Leo says goodbye to the board of Zorg van de Zaak Foundation
Leo van Veen reflects on a beautiful time in which a lot was achieved, and new chances are appearing at the moment. ‘Zorg van de Zaak Network possesses a great deal of professional knowledge, and there are opportunities all around the world to put it to use.’
Leo remembers it well. He left a conference room late one evening in Utrecht after a long meeting with the Foundation. On the way to his car, the inevitable thought came up: ‘What am I doing, being out this late?’. After all, he could have been doing something else that night. Leo realized that participating in the work of the Foundation is more than an evening’s congregating.

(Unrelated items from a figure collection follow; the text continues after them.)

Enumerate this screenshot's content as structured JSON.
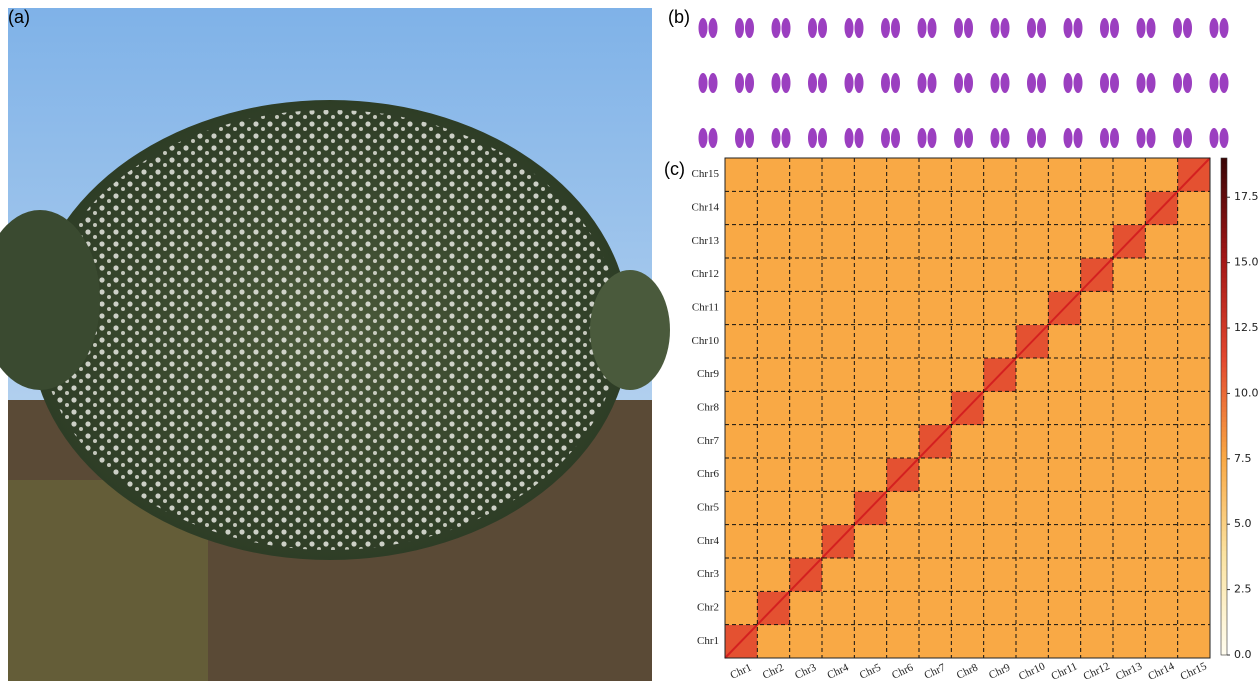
{
  "panel_labels": [
    "(a)",
    "(b)",
    "(c)"
  ],
  "chart_data": {
    "type": "heatmap",
    "categories": [
      "Chr1",
      "Chr2",
      "Chr3",
      "Chr4",
      "Chr5",
      "Chr6",
      "Chr7",
      "Chr8",
      "Chr9",
      "Chr10",
      "Chr11",
      "Chr12",
      "Chr13",
      "Chr14",
      "Chr15"
    ],
    "values": [
      [
        11,
        7.5,
        7.5,
        7.5,
        7.5,
        7.5,
        7.5,
        7.5,
        7.5,
        7.5,
        7.5,
        7.5,
        7.5,
        7.5,
        7.5
      ],
      [
        7.5,
        11,
        7.5,
        7.5,
        7.5,
        7.5,
        7.5,
        7.5,
        7.5,
        7.5,
        7.5,
        7.5,
        7.5,
        7.5,
        7.5
      ],
      [
        7.5,
        7.5,
        11,
        7.5,
        7.5,
        7.5,
        7.5,
        7.5,
        7.5,
        7.5,
        7.5,
        7.5,
        7.5,
        7.5,
        7.5
      ],
      [
        7.5,
        7.5,
        7.5,
        11,
        7.5,
        7.5,
        7.5,
        7.5,
        7.5,
        7.5,
        7.5,
        7.5,
        7.5,
        7.5,
        7.5
      ],
      [
        7.5,
        7.5,
        7.5,
        7.5,
        11,
        7.5,
        7.5,
        7.5,
        7.5,
        7.5,
        7.5,
        7.5,
        7.5,
        7.5,
        7.5
      ],
      [
        7.5,
        7.5,
        7.5,
        7.5,
        7.5,
        11,
        7.5,
        7.5,
        7.5,
        7.5,
        7.5,
        7.5,
        7.5,
        7.5,
        7.5
      ],
      [
        7.5,
        7.5,
        7.5,
        7.5,
        7.5,
        7.5,
        11,
        7.5,
        7.5,
        7.5,
        7.5,
        7.5,
        7.5,
        7.5,
        7.5
      ],
      [
        7.5,
        7.5,
        7.5,
        7.5,
        7.5,
        7.5,
        7.5,
        11,
        7.5,
        7.5,
        7.5,
        7.5,
        7.5,
        7.5,
        7.5
      ],
      [
        7.5,
        7.5,
        7.5,
        7.5,
        7.5,
        7.5,
        7.5,
        7.5,
        11,
        7.5,
        7.5,
        7.5,
        7.5,
        7.5,
        7.5
      ],
      [
        7.5,
        7.5,
        7.5,
        7.5,
        7.5,
        7.5,
        7.5,
        7.5,
        7.5,
        11,
        7.5,
        7.5,
        7.5,
        7.5,
        7.5
      ],
      [
        7.5,
        7.5,
        7.5,
        7.5,
        7.5,
        7.5,
        7.5,
        7.5,
        7.5,
        7.5,
        11,
        7.5,
        7.5,
        7.5,
        7.5
      ],
      [
        7.5,
        7.5,
        7.5,
        7.5,
        7.5,
        7.5,
        7.5,
        7.5,
        7.5,
        7.5,
        7.5,
        11,
        7.5,
        7.5,
        7.5
      ],
      [
        7.5,
        7.5,
        7.5,
        7.5,
        7.5,
        7.5,
        7.5,
        7.5,
        7.5,
        7.5,
        7.5,
        7.5,
        11,
        7.5,
        7.5
      ],
      [
        7.5,
        7.5,
        7.5,
        7.5,
        7.5,
        7.5,
        7.5,
        7.5,
        7.5,
        7.5,
        7.5,
        7.5,
        7.5,
        11,
        7.5
      ],
      [
        7.5,
        7.5,
        7.5,
        7.5,
        7.5,
        7.5,
        7.5,
        7.5,
        7.5,
        7.5,
        7.5,
        7.5,
        7.5,
        7.5,
        11
      ]
    ],
    "clim": [
      0,
      19
    ],
    "cticks": [
      {
        "value": 0,
        "label": "0.0"
      },
      2.5,
      {
        "value": 5,
        "label": "5.0"
      },
      7.5,
      {
        "value": 10,
        "label": "10.0"
      },
      12.5,
      {
        "value": 15,
        "label": "15.0"
      },
      17.5
    ],
    "colormap": [
      "#fffdf0",
      "#fbe3a2",
      "#f9a743",
      "#e2472f",
      "#a31717",
      "#3a0606"
    ]
  }
}
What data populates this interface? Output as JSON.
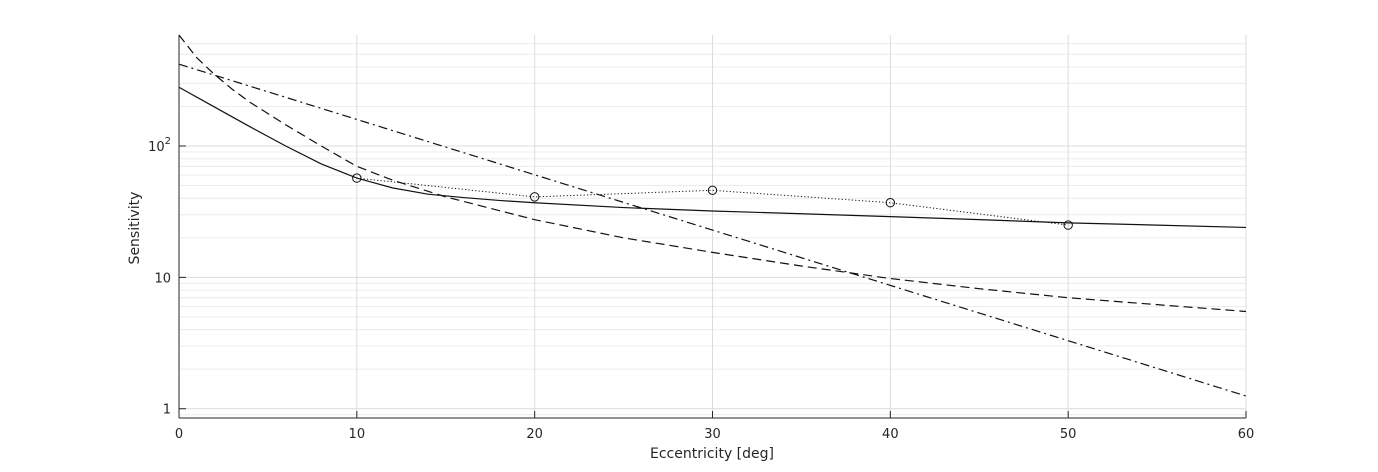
{
  "chart_data": {
    "type": "line",
    "title": "",
    "xlabel": "Eccentricity [deg]",
    "ylabel": "Sensitivity",
    "xlim": [
      0,
      60
    ],
    "ylim": [
      0.85,
      700
    ],
    "yscale": "log",
    "grid": true,
    "minor_grid": true,
    "x_ticks": [
      0,
      10,
      20,
      30,
      40,
      50,
      60
    ],
    "x_tick_labels": [
      "0",
      "10",
      "20",
      "30",
      "40",
      "50",
      "60"
    ],
    "y_ticks": [
      1,
      10,
      100
    ],
    "y_tick_labels": [
      {
        "base": "1",
        "exp": ""
      },
      {
        "base": "10",
        "exp": ""
      },
      {
        "base": "10",
        "exp": "2"
      }
    ],
    "series": [
      {
        "style": "dotted",
        "marker": "circle",
        "x": [
          10,
          20,
          30,
          40,
          50
        ],
        "y": [
          57,
          41,
          46,
          37,
          25
        ]
      },
      {
        "style": "solid",
        "x": [
          0,
          2,
          4,
          6,
          8,
          10,
          12,
          14,
          16,
          18,
          20,
          25,
          30,
          35,
          40,
          45,
          50,
          55,
          60
        ],
        "y": [
          280,
          198,
          140,
          100,
          73,
          57,
          48,
          43,
          40.5,
          38.5,
          37,
          34,
          32,
          30.5,
          29,
          27.5,
          26,
          25,
          24
        ]
      },
      {
        "style": "dashed",
        "x": [
          0,
          1,
          2,
          3,
          4,
          6,
          8,
          10,
          12,
          15,
          20,
          25,
          30,
          35,
          40,
          45,
          50,
          55,
          60
        ],
        "y": [
          700,
          470,
          350,
          270,
          215,
          145,
          100,
          70,
          55,
          41,
          27.5,
          20,
          15.5,
          12.2,
          9.8,
          8.2,
          7.0,
          6.2,
          5.5
        ]
      },
      {
        "style": "dashdot",
        "x": [
          0,
          60
        ],
        "y": [
          420,
          1.25
        ]
      }
    ]
  }
}
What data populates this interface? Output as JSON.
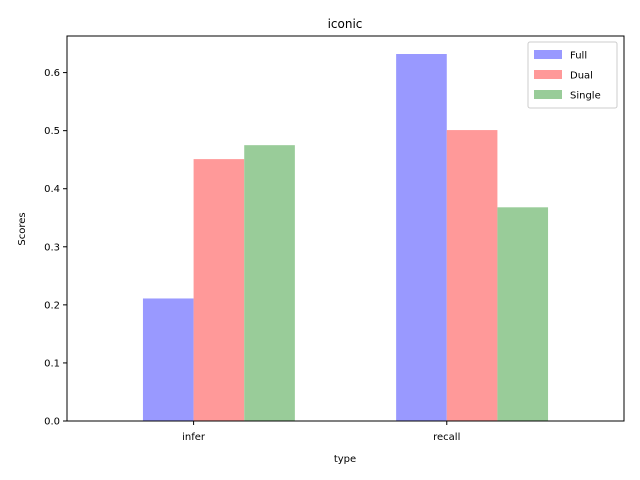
{
  "chart_data": {
    "type": "bar",
    "title": "iconic",
    "xlabel": "type",
    "ylabel": "Scores",
    "categories": [
      "infer",
      "recall"
    ],
    "series": [
      {
        "name": "Full",
        "values": [
          0.211,
          0.632
        ],
        "color": "#9999ff"
      },
      {
        "name": "Dual",
        "values": [
          0.451,
          0.501
        ],
        "color": "#ff9999"
      },
      {
        "name": "Single",
        "values": [
          0.475,
          0.368
        ],
        "color": "#99cc99"
      }
    ],
    "ylim": [
      0,
      0.663
    ],
    "yticks": [
      "0.0",
      "0.1",
      "0.2",
      "0.3",
      "0.4",
      "0.5",
      "0.6"
    ],
    "grid": false,
    "legend_position": "top-right"
  }
}
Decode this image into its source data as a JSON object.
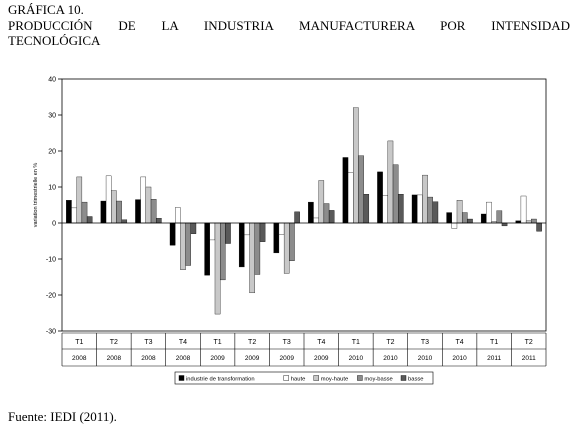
{
  "heading": {
    "line1": "GRÁFICA 10.",
    "line2": "PRODUCCIÓN DE LA INDUSTRIA MANUFACTURERA POR INTENSIDAD",
    "line3": "TECNOLÓGICA"
  },
  "source": "Fuente: IEDI (2011).",
  "colors": {
    "industrie de transformation": "#000000",
    "haute": "#ffffff",
    "moy-haute": "#c8c8c8",
    "moy-basse": "#8c8c8c",
    "basse": "#595959",
    "plot_background": "#ffffff",
    "axis": "#000000"
  },
  "chart_data": {
    "type": "bar",
    "ylabel": "variation trimestrielle en %",
    "ylim": [
      -30,
      40
    ],
    "yticks": [
      -30,
      -20,
      -10,
      0,
      10,
      20,
      30,
      40
    ],
    "grid": false,
    "legend_position": "bottom",
    "categories": [
      {
        "quarter": "T1",
        "year": "2008"
      },
      {
        "quarter": "T2",
        "year": "2008"
      },
      {
        "quarter": "T3",
        "year": "2008"
      },
      {
        "quarter": "T4",
        "year": "2008"
      },
      {
        "quarter": "T1",
        "year": "2009"
      },
      {
        "quarter": "T2",
        "year": "2009"
      },
      {
        "quarter": "T3",
        "year": "2009"
      },
      {
        "quarter": "T4",
        "year": "2009"
      },
      {
        "quarter": "T1",
        "year": "2010"
      },
      {
        "quarter": "T2",
        "year": "2010"
      },
      {
        "quarter": "T3",
        "year": "2010"
      },
      {
        "quarter": "T4",
        "year": "2010"
      },
      {
        "quarter": "T1",
        "year": "2011"
      },
      {
        "quarter": "T2",
        "year": "2011"
      }
    ],
    "series": [
      {
        "name": "industrie de transformation",
        "values": [
          6.3,
          6.1,
          6.5,
          -6.2,
          -14.5,
          -12.2,
          -8.3,
          5.8,
          18.2,
          14.2,
          7.8,
          2.9,
          2.5,
          0.6
        ]
      },
      {
        "name": "haute",
        "values": [
          4.2,
          13.1,
          12.8,
          4.3,
          -4.7,
          -3.3,
          -3.2,
          1.4,
          14.0,
          7.7,
          7.8,
          -1.5,
          5.8,
          7.5
        ]
      },
      {
        "name": "moy-haute",
        "values": [
          12.8,
          9.0,
          10.0,
          -13.0,
          -25.3,
          -19.4,
          -14.0,
          11.8,
          32.0,
          22.8,
          13.3,
          6.3,
          0.4,
          0.6
        ]
      },
      {
        "name": "moy-basse",
        "values": [
          5.8,
          6.1,
          6.6,
          -11.8,
          -15.8,
          -14.3,
          -10.5,
          5.4,
          18.7,
          16.2,
          7.2,
          2.9,
          3.4,
          1.1
        ]
      },
      {
        "name": "basse",
        "values": [
          1.8,
          0.9,
          1.3,
          -3.0,
          -5.7,
          -5.2,
          3.1,
          3.5,
          8.0,
          8.0,
          5.9,
          1.1,
          -0.8,
          -2.3
        ]
      }
    ]
  }
}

‘It’s an honour to work for the Foundation, of course.’ Yet you only start making a difference when you really want to. ‘It has to come from within.’ Leo always noticed this drive in the cooperation with partner organisations. One example is the way in which Laurie Ijzermans commits to the guiding of traumatized children in Bolivia. Pauline Jansen and Leo met her in a restaurant in Den Bosch. They had read the project plans of Casa d’Alegria and the efforts to start up this organisation through crowdfunding had not yielded enough. As a result, the Foundation was in the picture as the main donor. ‘Laurie’s enthusiasm and the energy with which she talked about her work impressed us,’ Says Leo. ‘When we then both got a work of art which was made by the children, her motivation rubbed off on us as well’.
‘In Gambia, people sometimes forget the promises they made the previous day’
Contently, Leo reflects on a board period in which he spent many evenings and weekends speaking to partner organisations of the Foundation. He actively committed to the foundation ‘Care for Natural’, which among other things grows highly nutritious crops. Together with his co-worker Ron Brandes, he also attended to the shipping of medical instruments from the Netherlands to Gambia. But the real basis was his cooperation with Claudette Krook, the driving force behind the project in Gambia. ‘Claudette really sought out feedback on her plans’. In Care for Natural’s work, success and setbacks alternated at a rapid pace during the last two years. The organisation gains experience quickly, and Claudette’s motivation is immense. ‘It’s not easy to keep looking at the horizon in Gambia,’ Leo says. ‘People sometimes forget what they promised the previous day’.
Exchange of expertise
Leo finds that efforts to exchange expertise between Zorg van de Zaak Network and partners of the Foundation have not yielded much so far. ‘Of course, Zorg van de Zaak is a commercial business. You need to be billable. However, I know many colleagues will be interested in helping the Foundation or advising a partner.
We already have care leave in the Netherlands. Perhaps a similar construction can be established together with HR for this type of cooperation, and a personal budget could be offered when a staff member is motivated to help the Foundation.’
A new board
The new board members are hard at work on taking on Leo’s work. Saskia Oversluizen will be supporting the cooperation with Casa d’Alegria. Suus Theuws will do the same for Care for Natural and Frans Werter will take on the neighbourhood project Kanaleneiland in Utrecht.
We are grateful to Leo for his commitment!
Leo van Veen:
‘In Gambia and Bolivia, it’s the entrepreneurial Dutch who pull the wagon and who, in doing so, fulfil both their own dream as those of the people in need of help. It’s wonderful to see that Dutch people use their organisational talents to achieve social or societal goals. We tend to define “success”. A project is only deemed successful if it is realized within the allotted time and within the budget, results or profit planned ahead of time. In the world of development cooperation this definition it too narrow. In my opinion, the projects of the Foundation are successful if we manage to increase self-sustainability, the quality of life and health, to fight poverty and hunger and to respect the relations with other people and to really delve into that. The Foundation’s success and that of the projects we support is not measurable and it doesn’t need to be. Well-being, happiness and health cannot be expressed in money.’